McKinney, Tex. — Wal-Mart is set to open an experimental Supercenter today that features sidewalks of recycled rubber, solar energy, an urban forest and a 120-foot windmill.
The 206,000-square-foot store here represents an effort by the company, which develops about 5,000 acres a year in the U.S. for retailing, to refute criticism of its environmental record.
"We see it as a next step in evaluating the impact we leave on the environment as we look toward smart growth and sustainability in the building of our new stores," said Mike Duke, executive vice president and chief executive officer of Wal-Mart Stores USA.
"This store will contain many of the best resource conversion and sustainable design technologies currently available to minimize the use of energy and natural resources," he said.
The prototype will be one of only two operated by Wal-Mart. The second is under construction in Aurora, Colo., though no opening date has been set. Others will be rolled out as the concept is fine-tuned and formatted for specific geographic locales.
The world's largest retailer this year has embarked on a public relations campaign amid criticism and litigation about issues ranging from worker benefits to employee promotion policies. It has also faced accusations of circumventing environmental statutes regarding construction sediment and runoff from its parking lots into creeks and watersheds.
The Sierra Club, a conservation group battling big-box store development that has been vocal about Wal-Mart's environmental policies, was skeptical of the McKinney store.
"We've heard this before that Wal-Mart is going to be a model on the environment and that hasn't necessarily come to fruition," said Eric Olson, director of The Sierra Club's Challenge to Sprawl campaign.

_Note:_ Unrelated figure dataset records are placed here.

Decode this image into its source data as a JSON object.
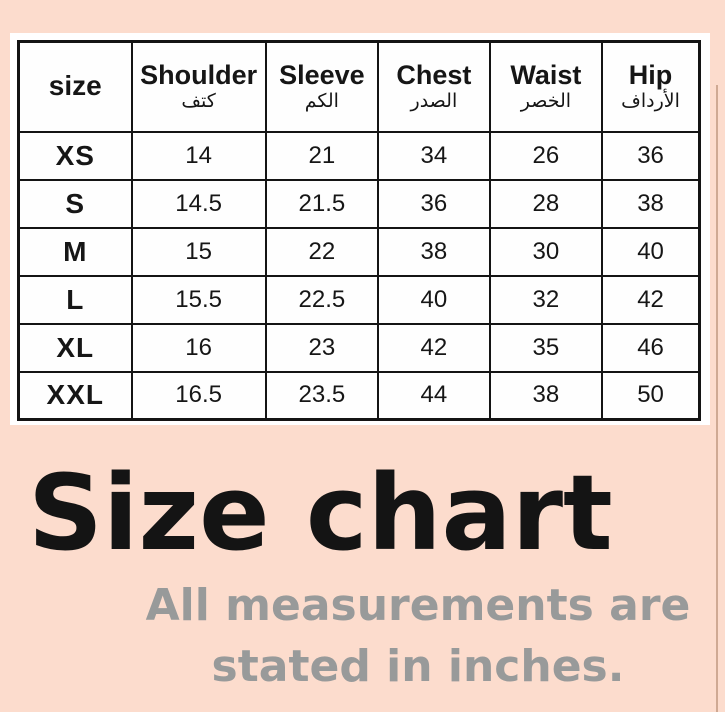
{
  "page": {
    "background_color": "#fcdccd",
    "table_border_color": "#141414",
    "title_color": "#141414",
    "subtitle_color": "#989a9a"
  },
  "title": "Size chart",
  "subtitle": {
    "line1": "All measurements are",
    "line2": "stated in inches."
  },
  "chart_data": {
    "type": "table",
    "title": "Size chart",
    "annotation": "All measurements are stated in inches.",
    "unit": "inches",
    "columns": [
      {
        "label": "size",
        "sublabel": ""
      },
      {
        "label": "Shoulder",
        "sublabel": "كتف"
      },
      {
        "label": "Sleeve",
        "sublabel": "الكم"
      },
      {
        "label": "Chest",
        "sublabel": "الصدر"
      },
      {
        "label": "Waist",
        "sublabel": "الخصر"
      },
      {
        "label": "Hip",
        "sublabel": "الأرداف"
      }
    ],
    "rows": [
      [
        "XS",
        "14",
        "21",
        "34",
        "26",
        "36"
      ],
      [
        "S",
        "14.5",
        "21.5",
        "36",
        "28",
        "38"
      ],
      [
        "M",
        "15",
        "22",
        "38",
        "30",
        "40"
      ],
      [
        "L",
        "15.5",
        "22.5",
        "40",
        "32",
        "42"
      ],
      [
        "XL",
        "16",
        "23",
        "42",
        "35",
        "46"
      ],
      [
        "XXL",
        "16.5",
        "23.5",
        "44",
        "38",
        "50"
      ]
    ]
  }
}
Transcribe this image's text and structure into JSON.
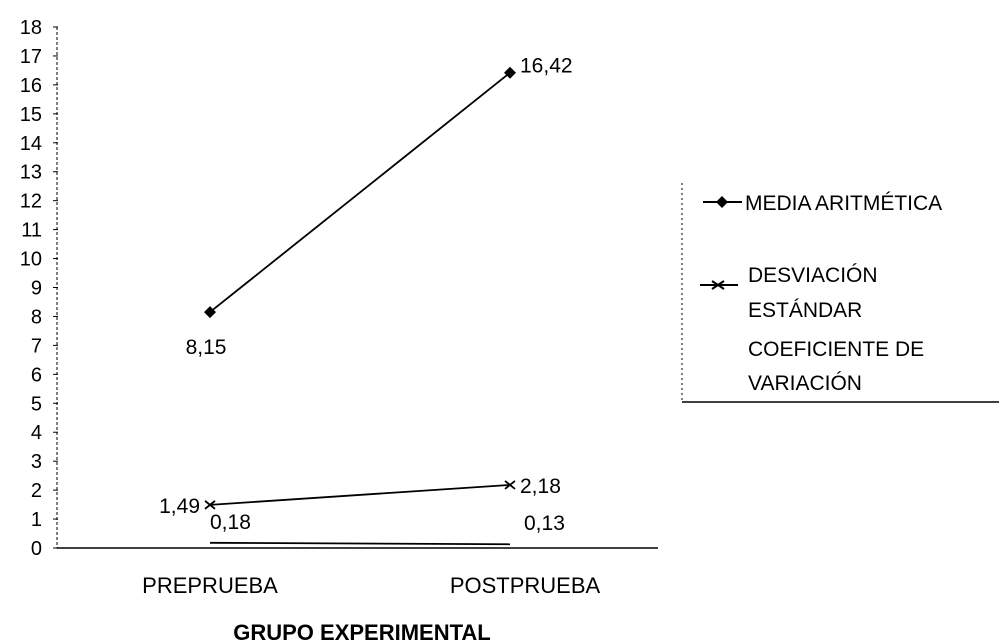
{
  "chart_data": {
    "type": "line",
    "xlabel": "GRUPO EXPERIMENTAL",
    "ylabel": "",
    "ylim": [
      0,
      18
    ],
    "yticks": [
      0,
      1,
      2,
      3,
      4,
      5,
      6,
      7,
      8,
      9,
      10,
      11,
      12,
      13,
      14,
      15,
      16,
      17,
      18
    ],
    "categories": [
      "PREPRUEBA",
      "POSTPRUEBA"
    ],
    "grid": false,
    "legend_position": "right",
    "series": [
      {
        "name": "MEDIA ARITMÉTICA",
        "values": [
          8.15,
          16.42
        ],
        "labels": [
          "8,15",
          "16,42"
        ],
        "marker": "diamond",
        "color": "#000000"
      },
      {
        "name": "DESVIACIÓN ESTÁNDAR",
        "values": [
          1.49,
          2.18
        ],
        "labels": [
          "1,49",
          "2,18"
        ],
        "marker": "star",
        "color": "#000000"
      },
      {
        "name": "COEFICIENTE DE VARIACIÓN",
        "values": [
          0.18,
          0.13
        ],
        "labels": [
          "0,18",
          "0,13"
        ],
        "marker": "none",
        "color": "#000000"
      }
    ]
  }
}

"One store out of thousands does not make for an environmental champion," he said. "There's lots more that can be done, especially from a corporation that can leave such a huge footprint on the environment. We also need to look at Wal-Mart's record on environmental issues. Last year, it paid $3.1 million to settle clean water violations in nine states."
Wal-Mart's ceo, Lee Scott, addressed environmental issues at the company's annual shareholders' meeting in June.